Human weakness is the avenue to God’s strength because human pride is the original sin. Man severed himself from God by proclaiming himself to be his own god, by claiming the creation for his own use. The original sin brought death. All that man is and builds apart from God will eventually perish. We build impressive buildings; we sculpt impressive bodies; we perform medical and scientific marvels. But everything we make will grow old and every human being will die. As St. John says, “The world is passing away...but he who does the will of God abides forever” (1 John 17).

Our weaknesses remind us of our own mortality and our need for God. When we are afflicted, we pray ‘Lord have mercy upon us” with new meaning. When we have setbacks in our lives, we turn to God with greater faith and more fervent prayer. But when we succeed and prosper, there is just the slightest tendency to say, “Look at me.” As God warned the Israelites:

Beware that you do not forget the Lord your God...Lest when you have eaten and are full, and have built beautiful houses, and dwell in them...and all that you have is multiplied; when your heart is lifted up, and you forget the Lord your God, who brought you forth out of the land of Egypt...And you say in your heart, My power and the might of mine hand has gained me this wealth (Deuteronomy 8:11f.)

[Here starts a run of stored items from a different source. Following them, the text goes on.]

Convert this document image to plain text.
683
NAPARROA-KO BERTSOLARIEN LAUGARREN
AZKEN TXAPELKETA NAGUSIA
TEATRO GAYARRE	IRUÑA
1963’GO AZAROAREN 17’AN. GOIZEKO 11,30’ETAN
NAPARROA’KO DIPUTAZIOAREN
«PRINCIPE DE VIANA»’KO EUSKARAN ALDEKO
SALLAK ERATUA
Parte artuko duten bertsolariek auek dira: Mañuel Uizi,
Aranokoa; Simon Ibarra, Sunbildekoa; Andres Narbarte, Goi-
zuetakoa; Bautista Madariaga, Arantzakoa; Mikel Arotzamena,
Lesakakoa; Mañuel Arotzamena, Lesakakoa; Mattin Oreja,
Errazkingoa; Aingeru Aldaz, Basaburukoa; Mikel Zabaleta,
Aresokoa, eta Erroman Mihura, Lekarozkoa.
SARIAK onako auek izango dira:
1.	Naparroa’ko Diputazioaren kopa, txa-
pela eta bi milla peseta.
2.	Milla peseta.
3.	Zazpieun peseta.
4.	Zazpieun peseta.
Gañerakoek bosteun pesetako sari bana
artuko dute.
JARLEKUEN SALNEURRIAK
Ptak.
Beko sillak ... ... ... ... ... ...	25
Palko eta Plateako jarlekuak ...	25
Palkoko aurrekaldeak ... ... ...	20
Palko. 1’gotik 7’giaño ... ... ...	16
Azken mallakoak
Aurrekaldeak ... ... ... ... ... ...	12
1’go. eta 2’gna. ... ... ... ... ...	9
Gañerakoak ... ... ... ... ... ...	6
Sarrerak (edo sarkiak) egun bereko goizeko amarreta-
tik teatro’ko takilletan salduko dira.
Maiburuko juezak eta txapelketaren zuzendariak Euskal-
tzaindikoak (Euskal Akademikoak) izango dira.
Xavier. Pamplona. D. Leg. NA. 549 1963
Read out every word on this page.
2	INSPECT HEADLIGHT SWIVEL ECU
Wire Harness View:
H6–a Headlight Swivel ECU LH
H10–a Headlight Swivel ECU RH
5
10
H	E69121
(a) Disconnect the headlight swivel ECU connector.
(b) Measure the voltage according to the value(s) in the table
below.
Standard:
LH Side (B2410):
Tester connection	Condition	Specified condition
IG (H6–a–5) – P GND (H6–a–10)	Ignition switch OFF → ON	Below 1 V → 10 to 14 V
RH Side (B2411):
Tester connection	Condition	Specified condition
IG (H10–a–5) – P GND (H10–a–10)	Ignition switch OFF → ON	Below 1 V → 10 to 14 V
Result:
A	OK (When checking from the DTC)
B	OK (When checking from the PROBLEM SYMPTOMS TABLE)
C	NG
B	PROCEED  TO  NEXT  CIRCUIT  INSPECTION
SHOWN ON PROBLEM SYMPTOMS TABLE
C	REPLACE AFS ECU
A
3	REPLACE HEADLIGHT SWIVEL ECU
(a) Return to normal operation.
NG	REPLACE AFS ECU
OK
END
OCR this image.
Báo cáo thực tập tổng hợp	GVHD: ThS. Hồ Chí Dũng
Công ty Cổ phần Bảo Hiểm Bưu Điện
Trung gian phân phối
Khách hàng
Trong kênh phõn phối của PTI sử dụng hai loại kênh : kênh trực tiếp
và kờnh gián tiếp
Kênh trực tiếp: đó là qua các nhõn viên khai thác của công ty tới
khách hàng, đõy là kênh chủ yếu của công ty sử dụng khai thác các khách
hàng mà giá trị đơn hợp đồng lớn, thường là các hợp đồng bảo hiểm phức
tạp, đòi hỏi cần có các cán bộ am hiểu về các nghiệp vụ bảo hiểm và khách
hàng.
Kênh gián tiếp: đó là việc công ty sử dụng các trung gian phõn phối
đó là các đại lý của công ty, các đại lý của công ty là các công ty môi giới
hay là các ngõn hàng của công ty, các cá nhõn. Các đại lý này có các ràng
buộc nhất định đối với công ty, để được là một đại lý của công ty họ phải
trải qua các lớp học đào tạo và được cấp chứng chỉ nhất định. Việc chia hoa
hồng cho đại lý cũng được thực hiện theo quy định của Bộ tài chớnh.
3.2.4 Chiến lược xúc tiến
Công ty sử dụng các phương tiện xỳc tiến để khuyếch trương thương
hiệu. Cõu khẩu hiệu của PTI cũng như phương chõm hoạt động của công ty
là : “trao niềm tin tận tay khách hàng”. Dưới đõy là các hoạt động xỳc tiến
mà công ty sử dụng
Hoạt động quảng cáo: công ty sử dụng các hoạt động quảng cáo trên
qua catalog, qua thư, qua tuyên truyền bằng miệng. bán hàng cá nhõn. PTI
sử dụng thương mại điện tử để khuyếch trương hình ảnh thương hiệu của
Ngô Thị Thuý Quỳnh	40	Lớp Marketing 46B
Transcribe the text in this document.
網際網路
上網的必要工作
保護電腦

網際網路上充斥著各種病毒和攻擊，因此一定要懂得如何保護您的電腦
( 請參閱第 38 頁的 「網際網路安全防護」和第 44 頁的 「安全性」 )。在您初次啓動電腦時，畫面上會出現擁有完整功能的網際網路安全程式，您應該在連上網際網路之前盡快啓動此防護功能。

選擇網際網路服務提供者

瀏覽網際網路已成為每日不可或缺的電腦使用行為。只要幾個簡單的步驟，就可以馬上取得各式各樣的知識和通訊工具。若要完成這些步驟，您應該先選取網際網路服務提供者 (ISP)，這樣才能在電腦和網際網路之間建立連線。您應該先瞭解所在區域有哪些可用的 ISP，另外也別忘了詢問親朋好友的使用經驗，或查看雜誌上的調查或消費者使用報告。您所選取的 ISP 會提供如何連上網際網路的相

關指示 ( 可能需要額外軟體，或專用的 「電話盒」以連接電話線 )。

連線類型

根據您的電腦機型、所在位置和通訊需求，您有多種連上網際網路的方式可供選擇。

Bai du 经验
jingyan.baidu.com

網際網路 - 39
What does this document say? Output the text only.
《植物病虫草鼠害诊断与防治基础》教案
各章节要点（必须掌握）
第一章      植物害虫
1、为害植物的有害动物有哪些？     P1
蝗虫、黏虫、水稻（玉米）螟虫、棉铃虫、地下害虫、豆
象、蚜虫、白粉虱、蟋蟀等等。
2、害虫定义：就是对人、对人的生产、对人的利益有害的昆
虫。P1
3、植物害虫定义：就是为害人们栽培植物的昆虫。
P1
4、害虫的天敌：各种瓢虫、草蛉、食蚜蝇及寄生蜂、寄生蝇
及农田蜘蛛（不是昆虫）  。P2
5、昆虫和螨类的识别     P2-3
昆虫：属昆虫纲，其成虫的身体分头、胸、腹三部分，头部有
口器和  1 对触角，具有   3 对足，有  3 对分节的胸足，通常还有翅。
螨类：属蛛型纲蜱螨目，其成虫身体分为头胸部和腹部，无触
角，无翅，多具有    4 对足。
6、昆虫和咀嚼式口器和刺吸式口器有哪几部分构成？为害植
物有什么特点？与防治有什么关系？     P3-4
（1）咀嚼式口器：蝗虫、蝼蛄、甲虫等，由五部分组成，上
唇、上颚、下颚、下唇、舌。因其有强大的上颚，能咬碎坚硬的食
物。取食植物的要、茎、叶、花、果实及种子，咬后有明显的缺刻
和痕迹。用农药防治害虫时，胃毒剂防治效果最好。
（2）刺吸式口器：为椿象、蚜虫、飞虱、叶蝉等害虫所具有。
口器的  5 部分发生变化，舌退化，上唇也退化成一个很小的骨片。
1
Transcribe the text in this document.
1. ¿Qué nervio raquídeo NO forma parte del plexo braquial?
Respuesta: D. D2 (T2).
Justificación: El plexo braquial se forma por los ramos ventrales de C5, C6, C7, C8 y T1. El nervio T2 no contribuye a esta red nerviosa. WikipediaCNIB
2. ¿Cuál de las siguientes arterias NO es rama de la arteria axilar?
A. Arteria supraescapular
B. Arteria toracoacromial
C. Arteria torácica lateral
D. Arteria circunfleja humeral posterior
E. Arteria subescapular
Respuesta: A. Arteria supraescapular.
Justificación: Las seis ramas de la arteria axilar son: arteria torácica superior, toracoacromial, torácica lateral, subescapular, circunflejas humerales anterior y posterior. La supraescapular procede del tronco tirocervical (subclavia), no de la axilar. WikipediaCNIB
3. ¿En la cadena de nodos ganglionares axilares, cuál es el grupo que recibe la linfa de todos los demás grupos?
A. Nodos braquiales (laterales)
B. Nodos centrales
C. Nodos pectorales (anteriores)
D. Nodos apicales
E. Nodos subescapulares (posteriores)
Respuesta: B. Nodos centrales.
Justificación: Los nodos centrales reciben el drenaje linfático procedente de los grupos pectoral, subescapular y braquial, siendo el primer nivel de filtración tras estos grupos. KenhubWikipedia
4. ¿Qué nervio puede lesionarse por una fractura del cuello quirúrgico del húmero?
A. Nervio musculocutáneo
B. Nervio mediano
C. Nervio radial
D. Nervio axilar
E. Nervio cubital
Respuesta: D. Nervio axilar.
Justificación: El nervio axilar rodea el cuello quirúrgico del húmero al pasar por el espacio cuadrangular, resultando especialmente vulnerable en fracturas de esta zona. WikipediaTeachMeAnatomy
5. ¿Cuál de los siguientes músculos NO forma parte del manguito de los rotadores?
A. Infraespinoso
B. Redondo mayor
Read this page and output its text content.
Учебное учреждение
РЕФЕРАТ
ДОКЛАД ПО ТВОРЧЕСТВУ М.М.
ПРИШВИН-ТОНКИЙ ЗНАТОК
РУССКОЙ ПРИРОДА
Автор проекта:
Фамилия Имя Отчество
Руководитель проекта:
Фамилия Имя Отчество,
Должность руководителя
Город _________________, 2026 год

Now, God does have our prosperity in mind. God is changing each of us into glorious and eternal beings. It is precisely the recognition of our human weakness that turns us to God and enables him to do his work in us. Humility leads to exaltation. The Son of God humbled himself to become man and is now exalted and given a name above all names (Phil 2). As the Magnificat says, “He hath put down the mighty from their seat and hath exalted the humble and meek” (Luke 1:52).

If we understand this pattern, we can learn to value that which is true and good and faithful over that which is visibly impressive. We can learn to esteem things rightly in the light of the cross. And we can learn to say, with Paul, “When I am weak, then I am strong.”